A talk and discussion with Doug “Enaa” Greene

In the revolutionary tradition, the name of the nineteenth-century French communist Louis-Auguste Blanqui (1805-1881) is remembered either with derision or—at best—as a noble failure. Yet during his lifetime, Blanqui was a towering figure of revolutionary courage and commitment as he organized nearly a half-dozen failed revolutionary conspiracies and spent half of his life in jail. His first street fight was in 1827. Blanqui inspired an uprising in 1839 by the League of the Just, a forerunner of the Communist League of which Marx was a member in Paris. He was imprisoned for his role in the revolutionary wave of activity in 1848. During the Commune of 1871, his ability to inspire was felt to be so strong that Thiers would not exchange him for the captured archbishop of Paris. He is known well for his phrase that we have inherited as “No Gods, No Masters”. Blanqui’s perspective was diametrically opposed to the reformers and utopians who abhorred revolution.
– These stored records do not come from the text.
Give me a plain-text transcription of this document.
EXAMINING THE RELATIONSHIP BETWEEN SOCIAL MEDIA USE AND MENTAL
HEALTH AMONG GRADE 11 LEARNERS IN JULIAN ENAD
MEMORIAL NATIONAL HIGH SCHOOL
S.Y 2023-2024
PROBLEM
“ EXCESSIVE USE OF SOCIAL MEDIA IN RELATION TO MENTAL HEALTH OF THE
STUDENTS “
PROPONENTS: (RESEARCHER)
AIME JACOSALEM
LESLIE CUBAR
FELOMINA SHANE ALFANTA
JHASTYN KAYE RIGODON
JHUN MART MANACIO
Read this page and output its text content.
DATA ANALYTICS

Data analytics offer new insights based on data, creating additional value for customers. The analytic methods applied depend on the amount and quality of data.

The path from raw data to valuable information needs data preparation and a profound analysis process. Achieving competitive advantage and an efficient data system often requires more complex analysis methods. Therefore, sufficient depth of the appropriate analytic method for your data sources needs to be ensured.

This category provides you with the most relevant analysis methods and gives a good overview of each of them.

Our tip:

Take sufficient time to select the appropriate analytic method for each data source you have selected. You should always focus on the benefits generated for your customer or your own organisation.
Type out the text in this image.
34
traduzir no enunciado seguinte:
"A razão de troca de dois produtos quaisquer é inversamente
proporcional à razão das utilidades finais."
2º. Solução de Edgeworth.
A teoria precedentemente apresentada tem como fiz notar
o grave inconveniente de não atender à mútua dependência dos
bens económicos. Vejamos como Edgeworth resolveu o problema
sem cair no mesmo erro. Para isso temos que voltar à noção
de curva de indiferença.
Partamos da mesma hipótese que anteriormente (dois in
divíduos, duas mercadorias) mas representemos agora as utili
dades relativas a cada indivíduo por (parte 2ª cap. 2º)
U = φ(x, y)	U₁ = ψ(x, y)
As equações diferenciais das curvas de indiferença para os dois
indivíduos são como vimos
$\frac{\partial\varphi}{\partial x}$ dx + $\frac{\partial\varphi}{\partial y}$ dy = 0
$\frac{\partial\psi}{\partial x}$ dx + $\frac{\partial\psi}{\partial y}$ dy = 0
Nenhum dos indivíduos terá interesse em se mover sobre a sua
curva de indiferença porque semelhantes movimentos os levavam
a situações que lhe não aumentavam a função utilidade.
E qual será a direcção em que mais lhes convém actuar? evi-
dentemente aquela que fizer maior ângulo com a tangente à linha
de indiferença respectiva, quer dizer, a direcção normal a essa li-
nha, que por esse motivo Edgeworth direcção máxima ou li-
Rather, he thought earnestly and without illusions about what it would take to actually make a revolution. In a time like today, when the old formulas of following the lesser evil, social democracy, and other such schemes are falling short, it is worthwhile to take a fresh look at Blanqui.

Doug “Enaa” Greene is a Marxist writer and historian living in the greater Boston area. He is the author of Specters of Communism: Blanqui and Marx, forthcoming from Haymarket Books.